Challenges of 350kW High-Power Charging
From a cost perspective, chargers and charging modules are the core equipment for charging, accounting for 45%-55% of the total cost of charging piles. The investment cost of a charging station is 2.5 million yuan, and the cost of power distribution facilities is around 1.6 million yuan. The average cost of a standard charging pile is between 5,000 and 20,000 yuan, while the market price of a 120KW DC charging pile is around 100,000 yuan, and the price of a 350KW charging pile is even more expensive. However, in reality, most operating companies have not yet achieved profitability, and only a very few well-operated charging stations have recovered their costs within a year. Although the government has provided certain subsidies for construction, very few companies have actually received these funds. For the construction and operation of fast charging piles, charging pile companies may need to invest even more in operation and maintenance. Furthermore, acquiring suitable sites and increasing power capacity are significant obstacles faced by charging operation companies.
From a charging safety perspective, the heat dissipation issues of charging stations themselves, including technological breakthroughs in modules, charging guns, and cables, are all crucial factors directly linked to safety. Furthermore, whether high voltage will lead to more severe radiation and negatively impact health remains a point of contention among consumers.
In terms of vehicle type, foreign electric vehicles are generally larger, such as the TSLA. However, most Chinese electric vehicles are A0 or A00 class models. The smaller space makes it difficult to install larger, high-voltage components, posing a significant challenge for using high-power charging stations. In fact, smaller models are lighter, carry fewer batteries, and have lower battery capacity. Currently, experts have analyzed user fast-charging needs and found that slow charging and regular fast charging are sufficient for passenger vehicle use in scenarios such as commuting, daily commuting, long-distance travel, short-distance travel, and emergency travel; the demand for super-high-power charging is not significant.

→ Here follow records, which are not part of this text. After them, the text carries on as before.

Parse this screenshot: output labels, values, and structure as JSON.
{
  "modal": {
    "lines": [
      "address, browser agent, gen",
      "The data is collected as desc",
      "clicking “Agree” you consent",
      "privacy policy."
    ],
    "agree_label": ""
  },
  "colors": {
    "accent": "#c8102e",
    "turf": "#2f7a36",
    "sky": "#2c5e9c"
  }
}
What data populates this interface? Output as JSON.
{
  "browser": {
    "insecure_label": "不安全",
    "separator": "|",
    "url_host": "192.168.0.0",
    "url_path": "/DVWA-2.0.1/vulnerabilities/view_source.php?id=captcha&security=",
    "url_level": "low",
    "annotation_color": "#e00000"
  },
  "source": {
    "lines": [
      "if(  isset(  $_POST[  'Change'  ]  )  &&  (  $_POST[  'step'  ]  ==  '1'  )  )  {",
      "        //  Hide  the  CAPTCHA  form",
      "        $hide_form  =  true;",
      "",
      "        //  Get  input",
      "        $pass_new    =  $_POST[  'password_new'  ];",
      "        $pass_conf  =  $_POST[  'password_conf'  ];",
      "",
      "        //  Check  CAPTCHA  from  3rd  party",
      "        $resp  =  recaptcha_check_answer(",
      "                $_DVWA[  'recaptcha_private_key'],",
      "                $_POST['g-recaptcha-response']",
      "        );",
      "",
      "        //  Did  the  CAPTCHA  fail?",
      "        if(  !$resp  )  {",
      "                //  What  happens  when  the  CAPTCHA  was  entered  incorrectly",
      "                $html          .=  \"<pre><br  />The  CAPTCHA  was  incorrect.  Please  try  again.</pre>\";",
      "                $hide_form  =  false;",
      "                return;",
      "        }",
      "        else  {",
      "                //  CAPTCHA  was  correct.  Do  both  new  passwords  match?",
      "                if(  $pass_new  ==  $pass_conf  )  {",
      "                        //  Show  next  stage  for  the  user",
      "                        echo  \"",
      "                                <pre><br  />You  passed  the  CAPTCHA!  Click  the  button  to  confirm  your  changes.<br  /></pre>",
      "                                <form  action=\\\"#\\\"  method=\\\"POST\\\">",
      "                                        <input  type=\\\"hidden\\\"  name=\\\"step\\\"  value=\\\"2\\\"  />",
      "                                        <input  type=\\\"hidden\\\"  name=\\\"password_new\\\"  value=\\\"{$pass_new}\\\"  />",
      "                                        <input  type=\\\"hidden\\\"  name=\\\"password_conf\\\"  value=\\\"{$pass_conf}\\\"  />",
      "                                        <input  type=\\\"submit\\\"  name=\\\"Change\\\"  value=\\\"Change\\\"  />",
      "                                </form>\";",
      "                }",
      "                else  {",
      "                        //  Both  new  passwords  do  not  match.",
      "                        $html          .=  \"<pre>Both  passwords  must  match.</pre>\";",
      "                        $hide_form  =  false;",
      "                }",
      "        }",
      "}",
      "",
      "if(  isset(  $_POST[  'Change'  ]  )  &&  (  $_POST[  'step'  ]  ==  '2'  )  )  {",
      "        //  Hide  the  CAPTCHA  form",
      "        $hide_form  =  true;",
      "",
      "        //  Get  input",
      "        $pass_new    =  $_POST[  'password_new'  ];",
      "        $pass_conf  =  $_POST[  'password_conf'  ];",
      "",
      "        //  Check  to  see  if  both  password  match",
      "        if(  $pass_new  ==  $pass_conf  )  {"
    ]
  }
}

In summary, the promotion of electric vehicles is still in its early stages, and neither the usage rate of electric vehicles nor the corresponding charging infrastructure has kept pace with development. While increasing the power of charging piles is a trend, it needs to be developed gradually in accordance with market demand. The development of high-power charging piles requires advance planning and preparation in five aspects: user demand, operational needs, demand for power lithium batteries, national policies, and sound standards—all are indispensable. Just as roads must be built before wealth can be obtained, the development of charging infrastructure must be at the forefront for the development of electric vehicles.